Gain comfort keeping your back and arms straight prior to pushing yourself to the limit on these machines. Risks of back and shoulder injury increase drastically with improper technique.
The Stamina Air Rower gets our "Best Bang for Your Buck" award. For a price of $299, this rowing machine offers very good quality construction and a commendable resistance level for people of all ages and athletic abilities.

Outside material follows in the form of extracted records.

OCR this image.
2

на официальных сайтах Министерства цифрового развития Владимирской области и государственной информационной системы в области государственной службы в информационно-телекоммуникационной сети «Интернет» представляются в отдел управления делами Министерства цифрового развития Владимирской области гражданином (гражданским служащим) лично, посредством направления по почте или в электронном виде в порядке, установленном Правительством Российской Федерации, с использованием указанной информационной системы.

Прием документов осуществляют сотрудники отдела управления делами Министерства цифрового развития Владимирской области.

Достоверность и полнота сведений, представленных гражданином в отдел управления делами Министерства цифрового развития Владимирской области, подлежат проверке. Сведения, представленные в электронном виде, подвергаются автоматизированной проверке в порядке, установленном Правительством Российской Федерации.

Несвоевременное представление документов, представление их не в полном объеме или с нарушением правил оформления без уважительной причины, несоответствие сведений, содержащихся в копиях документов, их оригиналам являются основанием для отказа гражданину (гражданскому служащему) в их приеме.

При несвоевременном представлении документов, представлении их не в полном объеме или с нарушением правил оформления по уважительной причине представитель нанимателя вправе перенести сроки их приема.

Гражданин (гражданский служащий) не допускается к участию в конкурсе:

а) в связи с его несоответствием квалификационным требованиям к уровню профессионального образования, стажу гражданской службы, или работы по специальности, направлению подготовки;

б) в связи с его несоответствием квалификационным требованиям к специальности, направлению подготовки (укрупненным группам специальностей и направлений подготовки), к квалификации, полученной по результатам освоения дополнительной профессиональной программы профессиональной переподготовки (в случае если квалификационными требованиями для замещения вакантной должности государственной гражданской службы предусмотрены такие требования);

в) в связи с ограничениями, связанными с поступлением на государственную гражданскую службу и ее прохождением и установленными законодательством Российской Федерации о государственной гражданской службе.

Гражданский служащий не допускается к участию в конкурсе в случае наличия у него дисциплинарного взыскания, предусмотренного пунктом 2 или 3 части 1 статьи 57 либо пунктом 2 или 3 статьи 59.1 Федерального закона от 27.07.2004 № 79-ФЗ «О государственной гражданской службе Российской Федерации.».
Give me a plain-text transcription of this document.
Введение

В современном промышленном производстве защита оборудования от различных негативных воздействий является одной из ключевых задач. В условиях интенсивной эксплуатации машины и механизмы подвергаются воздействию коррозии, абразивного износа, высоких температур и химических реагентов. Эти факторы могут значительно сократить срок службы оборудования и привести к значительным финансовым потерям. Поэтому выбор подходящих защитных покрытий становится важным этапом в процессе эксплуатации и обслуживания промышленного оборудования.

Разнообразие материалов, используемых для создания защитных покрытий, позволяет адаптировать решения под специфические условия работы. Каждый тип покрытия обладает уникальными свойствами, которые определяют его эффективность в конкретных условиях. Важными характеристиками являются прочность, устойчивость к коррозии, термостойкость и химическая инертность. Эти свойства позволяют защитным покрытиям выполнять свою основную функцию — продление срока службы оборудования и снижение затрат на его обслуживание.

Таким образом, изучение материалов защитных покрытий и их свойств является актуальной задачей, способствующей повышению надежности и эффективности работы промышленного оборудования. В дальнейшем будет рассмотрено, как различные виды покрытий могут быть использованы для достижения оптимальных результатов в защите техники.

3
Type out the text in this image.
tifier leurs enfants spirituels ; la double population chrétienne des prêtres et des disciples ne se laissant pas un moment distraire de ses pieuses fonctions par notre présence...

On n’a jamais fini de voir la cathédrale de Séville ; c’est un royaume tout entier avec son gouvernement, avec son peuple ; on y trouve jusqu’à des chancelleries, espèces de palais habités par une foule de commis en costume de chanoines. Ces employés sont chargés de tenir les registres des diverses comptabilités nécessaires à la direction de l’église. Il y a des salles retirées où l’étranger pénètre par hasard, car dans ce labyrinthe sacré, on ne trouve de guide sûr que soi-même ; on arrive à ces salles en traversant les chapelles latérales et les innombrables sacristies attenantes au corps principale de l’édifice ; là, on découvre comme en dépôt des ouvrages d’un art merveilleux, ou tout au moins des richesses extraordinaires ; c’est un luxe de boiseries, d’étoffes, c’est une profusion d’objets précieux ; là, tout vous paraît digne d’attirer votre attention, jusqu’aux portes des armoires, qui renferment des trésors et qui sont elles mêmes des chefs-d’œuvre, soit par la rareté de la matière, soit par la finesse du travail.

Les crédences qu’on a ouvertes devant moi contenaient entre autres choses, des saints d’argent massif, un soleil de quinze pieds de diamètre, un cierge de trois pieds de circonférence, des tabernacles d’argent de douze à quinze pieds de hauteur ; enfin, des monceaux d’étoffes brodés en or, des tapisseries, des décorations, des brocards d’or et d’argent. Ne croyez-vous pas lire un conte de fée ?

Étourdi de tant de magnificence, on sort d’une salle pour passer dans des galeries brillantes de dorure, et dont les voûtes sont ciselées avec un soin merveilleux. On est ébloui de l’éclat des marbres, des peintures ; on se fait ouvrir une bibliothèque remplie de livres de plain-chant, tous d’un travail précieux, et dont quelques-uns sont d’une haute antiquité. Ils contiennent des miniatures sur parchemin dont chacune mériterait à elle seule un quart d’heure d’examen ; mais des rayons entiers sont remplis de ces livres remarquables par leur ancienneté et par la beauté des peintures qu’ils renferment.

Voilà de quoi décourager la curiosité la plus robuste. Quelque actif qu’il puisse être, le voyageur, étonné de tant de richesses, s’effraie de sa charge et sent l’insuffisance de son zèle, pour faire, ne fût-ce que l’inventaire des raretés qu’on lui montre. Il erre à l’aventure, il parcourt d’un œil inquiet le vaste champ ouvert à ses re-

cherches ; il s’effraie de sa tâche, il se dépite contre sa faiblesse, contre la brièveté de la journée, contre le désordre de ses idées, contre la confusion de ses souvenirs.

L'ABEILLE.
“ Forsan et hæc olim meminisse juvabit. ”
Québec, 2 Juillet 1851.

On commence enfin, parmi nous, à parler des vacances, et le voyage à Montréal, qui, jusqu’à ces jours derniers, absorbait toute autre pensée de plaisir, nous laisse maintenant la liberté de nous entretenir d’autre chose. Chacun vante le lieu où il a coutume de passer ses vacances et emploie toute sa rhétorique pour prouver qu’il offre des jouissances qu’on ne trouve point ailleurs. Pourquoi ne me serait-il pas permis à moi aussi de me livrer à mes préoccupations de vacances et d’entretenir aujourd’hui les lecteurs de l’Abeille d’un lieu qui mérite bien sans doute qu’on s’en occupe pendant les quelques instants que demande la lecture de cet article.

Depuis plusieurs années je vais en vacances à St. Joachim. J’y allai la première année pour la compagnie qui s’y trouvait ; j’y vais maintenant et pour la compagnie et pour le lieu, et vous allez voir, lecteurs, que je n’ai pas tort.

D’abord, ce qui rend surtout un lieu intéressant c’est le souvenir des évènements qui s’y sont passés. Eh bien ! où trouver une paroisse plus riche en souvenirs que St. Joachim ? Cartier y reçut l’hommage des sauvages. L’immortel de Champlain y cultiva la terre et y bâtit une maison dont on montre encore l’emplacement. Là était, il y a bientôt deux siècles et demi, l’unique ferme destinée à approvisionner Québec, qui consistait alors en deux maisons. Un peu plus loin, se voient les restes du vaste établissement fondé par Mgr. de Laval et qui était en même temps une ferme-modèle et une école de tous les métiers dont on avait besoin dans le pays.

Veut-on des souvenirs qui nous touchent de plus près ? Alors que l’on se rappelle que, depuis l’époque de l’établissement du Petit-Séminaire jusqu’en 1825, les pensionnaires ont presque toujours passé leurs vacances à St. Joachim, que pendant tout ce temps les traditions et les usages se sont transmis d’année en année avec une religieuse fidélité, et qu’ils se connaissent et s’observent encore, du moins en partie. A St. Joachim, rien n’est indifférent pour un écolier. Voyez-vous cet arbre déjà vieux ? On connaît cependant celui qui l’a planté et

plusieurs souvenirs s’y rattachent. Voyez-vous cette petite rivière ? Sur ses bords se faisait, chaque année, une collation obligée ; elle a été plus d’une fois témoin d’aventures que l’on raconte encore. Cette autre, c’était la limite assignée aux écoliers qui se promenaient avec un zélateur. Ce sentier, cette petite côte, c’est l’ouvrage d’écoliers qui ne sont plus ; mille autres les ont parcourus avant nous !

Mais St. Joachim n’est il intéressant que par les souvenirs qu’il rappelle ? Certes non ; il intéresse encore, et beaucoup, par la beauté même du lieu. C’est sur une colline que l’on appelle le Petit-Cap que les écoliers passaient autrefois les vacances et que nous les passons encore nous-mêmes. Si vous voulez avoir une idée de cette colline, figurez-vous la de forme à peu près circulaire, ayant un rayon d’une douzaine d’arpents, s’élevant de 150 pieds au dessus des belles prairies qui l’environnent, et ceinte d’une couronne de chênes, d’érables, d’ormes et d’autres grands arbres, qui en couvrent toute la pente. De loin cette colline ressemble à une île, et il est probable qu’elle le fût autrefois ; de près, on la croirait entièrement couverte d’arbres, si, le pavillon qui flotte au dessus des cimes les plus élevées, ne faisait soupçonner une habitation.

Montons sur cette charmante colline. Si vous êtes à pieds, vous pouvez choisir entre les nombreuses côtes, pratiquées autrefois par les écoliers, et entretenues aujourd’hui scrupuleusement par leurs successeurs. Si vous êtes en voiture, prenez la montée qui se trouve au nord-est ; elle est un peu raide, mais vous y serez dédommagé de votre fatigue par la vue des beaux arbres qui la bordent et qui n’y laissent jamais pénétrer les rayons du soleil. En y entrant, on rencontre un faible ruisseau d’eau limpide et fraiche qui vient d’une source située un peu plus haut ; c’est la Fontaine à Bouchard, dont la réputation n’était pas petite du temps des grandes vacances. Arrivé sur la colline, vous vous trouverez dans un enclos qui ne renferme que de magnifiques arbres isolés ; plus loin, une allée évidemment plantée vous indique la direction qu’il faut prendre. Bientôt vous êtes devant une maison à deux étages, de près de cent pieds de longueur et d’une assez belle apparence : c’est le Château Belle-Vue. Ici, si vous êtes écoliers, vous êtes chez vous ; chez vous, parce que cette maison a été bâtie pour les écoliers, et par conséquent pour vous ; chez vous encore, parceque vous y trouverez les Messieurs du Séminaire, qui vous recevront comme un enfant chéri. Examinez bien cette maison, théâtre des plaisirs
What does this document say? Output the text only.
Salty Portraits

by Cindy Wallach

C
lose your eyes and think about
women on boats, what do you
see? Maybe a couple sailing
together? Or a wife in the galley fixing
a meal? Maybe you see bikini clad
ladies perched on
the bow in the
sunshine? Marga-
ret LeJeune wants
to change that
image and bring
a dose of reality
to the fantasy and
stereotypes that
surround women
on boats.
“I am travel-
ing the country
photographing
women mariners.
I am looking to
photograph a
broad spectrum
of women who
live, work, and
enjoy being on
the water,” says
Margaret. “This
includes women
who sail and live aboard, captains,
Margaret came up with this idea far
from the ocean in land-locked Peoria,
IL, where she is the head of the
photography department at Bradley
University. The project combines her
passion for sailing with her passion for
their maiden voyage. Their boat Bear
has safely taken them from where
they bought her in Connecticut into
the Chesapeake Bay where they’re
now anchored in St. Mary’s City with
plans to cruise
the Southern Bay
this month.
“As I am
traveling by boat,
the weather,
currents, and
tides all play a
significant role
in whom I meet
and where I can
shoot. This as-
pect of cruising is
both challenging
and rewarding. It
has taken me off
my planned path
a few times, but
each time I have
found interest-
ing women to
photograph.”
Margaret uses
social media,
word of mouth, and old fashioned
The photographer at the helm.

Many of the customers we surveyed commented on how quiet the machine is, enabling them to watch TV, listen to music, or work out around others without causing a noise disturbance. They also appreciate how lightweight and easy to store this model is; when not in use, the Stamina Air Rower can be folded up and stored out of sight.
A few mechanical problems were reported to us by some users, but these concerns are minor and do not inhibit the overall effectiveness of the LifeSpan workout. If you're looking for an affordable rowing machine with commendable resistance that gets the job done, the Stamina Air Rower is your best bet.
Don't forget to maintain your rowing machine – you don't want the cable to fray or break!